Camera feed-forward and following

Research approach

My research consisted of multiple approaches: researching comparable games, researching talks and articles, researching technical implementations and lastly prototyping in engine.

For comparable games I looked into recently released games within our genre that also used a third person dynamic camera. Playing relevant parts of those games and noting down things like metrics and features.

Talks, articles and technical research was mainly noting down information already out there for quick summaries and reduced to feature proposals to my lead could approve them and understand what they entail.

Lastly prototyping was taking feature proposals and implementing them to a lesser degree, for some features this helped contextualize it for my lead for other features it helped me get a feel for future implementation.

Tools and architecture

Camera tools

Early in development I sat down with my lead and the level designers and considered different tools we would want in the game to control the camera. Using my research as a basis we decided to have focus points, static cameras, 2D camera and cut-scenes. I made all of those and continued support for them throughout development making sure documentation was up-to-date and my level designers were using them properly without issues.

In the end having enough tools for my level designers to be creative and give a bit of control of the camera while avoiding giving too much room for incostistency and chaos the original game had with its tools.
A gameplay shot of the game codename M.O.T.H.
2 Examples (not full screen)

Achievement tool

For Pizzapocalypse 2 we wanted to support a lot of different challenges, achievements and the like. In the original student project we hard coded all 14 achievements and 3 challanges which was not scalable since Pizzapocalypse 2 was suppose to have 10x the content. This is why I made a system and tool for creating achievements and challenges, making it easy to create them quickly and have the back-end store which challenges and achievements were already obtained. This tool was made in collaboration with my lead to get an idea of what achievements and challenges it should support and with our programmer to do some engine level mirroring to allow me to track all relevant variables and events from actor classes.

Problem solving

Material animations

Technical Game Designers end up a lot in problem solving, whether this finding out how to implement something or optimizing something a level designer or system designer made for scalability.

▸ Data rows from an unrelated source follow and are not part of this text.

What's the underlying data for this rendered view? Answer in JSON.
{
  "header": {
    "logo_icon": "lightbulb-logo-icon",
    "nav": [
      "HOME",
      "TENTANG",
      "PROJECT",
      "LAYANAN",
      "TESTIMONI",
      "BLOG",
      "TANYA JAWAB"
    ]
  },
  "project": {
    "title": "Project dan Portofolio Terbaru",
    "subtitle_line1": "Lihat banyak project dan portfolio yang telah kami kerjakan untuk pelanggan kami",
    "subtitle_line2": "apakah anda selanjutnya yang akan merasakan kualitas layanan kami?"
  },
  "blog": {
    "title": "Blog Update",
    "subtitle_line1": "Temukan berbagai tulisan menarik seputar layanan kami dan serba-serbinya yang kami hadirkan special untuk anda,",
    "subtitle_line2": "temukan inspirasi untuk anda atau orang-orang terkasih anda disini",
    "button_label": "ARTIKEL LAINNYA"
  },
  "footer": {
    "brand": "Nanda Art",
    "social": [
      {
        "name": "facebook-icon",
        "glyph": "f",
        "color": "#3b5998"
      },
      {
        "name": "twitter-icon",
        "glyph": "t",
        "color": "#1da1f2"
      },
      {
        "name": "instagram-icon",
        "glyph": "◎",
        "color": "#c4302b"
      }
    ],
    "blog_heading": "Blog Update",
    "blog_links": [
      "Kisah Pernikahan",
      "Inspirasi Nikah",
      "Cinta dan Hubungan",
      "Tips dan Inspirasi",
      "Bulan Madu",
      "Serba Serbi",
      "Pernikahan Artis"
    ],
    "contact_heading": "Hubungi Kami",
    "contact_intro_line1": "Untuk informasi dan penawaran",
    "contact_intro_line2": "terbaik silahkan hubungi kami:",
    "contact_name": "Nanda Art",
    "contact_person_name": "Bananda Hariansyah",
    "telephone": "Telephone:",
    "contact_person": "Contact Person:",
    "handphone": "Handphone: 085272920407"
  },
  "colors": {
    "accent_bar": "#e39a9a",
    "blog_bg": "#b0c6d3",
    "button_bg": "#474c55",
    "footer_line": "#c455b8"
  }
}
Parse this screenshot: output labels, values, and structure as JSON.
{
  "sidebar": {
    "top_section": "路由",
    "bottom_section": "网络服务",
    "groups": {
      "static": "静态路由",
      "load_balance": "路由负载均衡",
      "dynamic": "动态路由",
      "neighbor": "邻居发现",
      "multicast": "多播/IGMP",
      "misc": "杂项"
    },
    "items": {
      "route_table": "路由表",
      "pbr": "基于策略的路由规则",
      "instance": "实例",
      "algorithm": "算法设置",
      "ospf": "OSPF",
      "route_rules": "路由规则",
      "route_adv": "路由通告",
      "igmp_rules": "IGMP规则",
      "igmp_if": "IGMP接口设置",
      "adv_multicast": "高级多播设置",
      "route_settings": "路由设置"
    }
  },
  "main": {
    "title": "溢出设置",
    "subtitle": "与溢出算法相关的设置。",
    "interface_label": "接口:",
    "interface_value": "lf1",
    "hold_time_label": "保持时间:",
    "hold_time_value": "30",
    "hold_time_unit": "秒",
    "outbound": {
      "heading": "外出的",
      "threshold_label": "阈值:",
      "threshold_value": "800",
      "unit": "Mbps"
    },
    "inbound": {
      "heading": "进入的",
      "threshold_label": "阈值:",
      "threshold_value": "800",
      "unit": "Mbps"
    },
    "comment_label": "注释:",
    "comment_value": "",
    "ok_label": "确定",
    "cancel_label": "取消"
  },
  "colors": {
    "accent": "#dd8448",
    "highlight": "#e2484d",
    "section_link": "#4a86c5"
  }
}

One of these examples is material animations.

Early on in the project system designers wanted to add some game feel to the game and adding bobbing and spinning to certain objects by updating the transform once or twice per frame. When I added a feature with bobbing I looked at the costs and saw updating transforms was not worth it. I took the initative to update our master materials to include animations for this done on the GPU allowing for less load and higher frame rate. With the help of the team I onboarded the system designers and updated the old assets to work with this new animation.




A gameplay shot of the game codename M.O.T.H.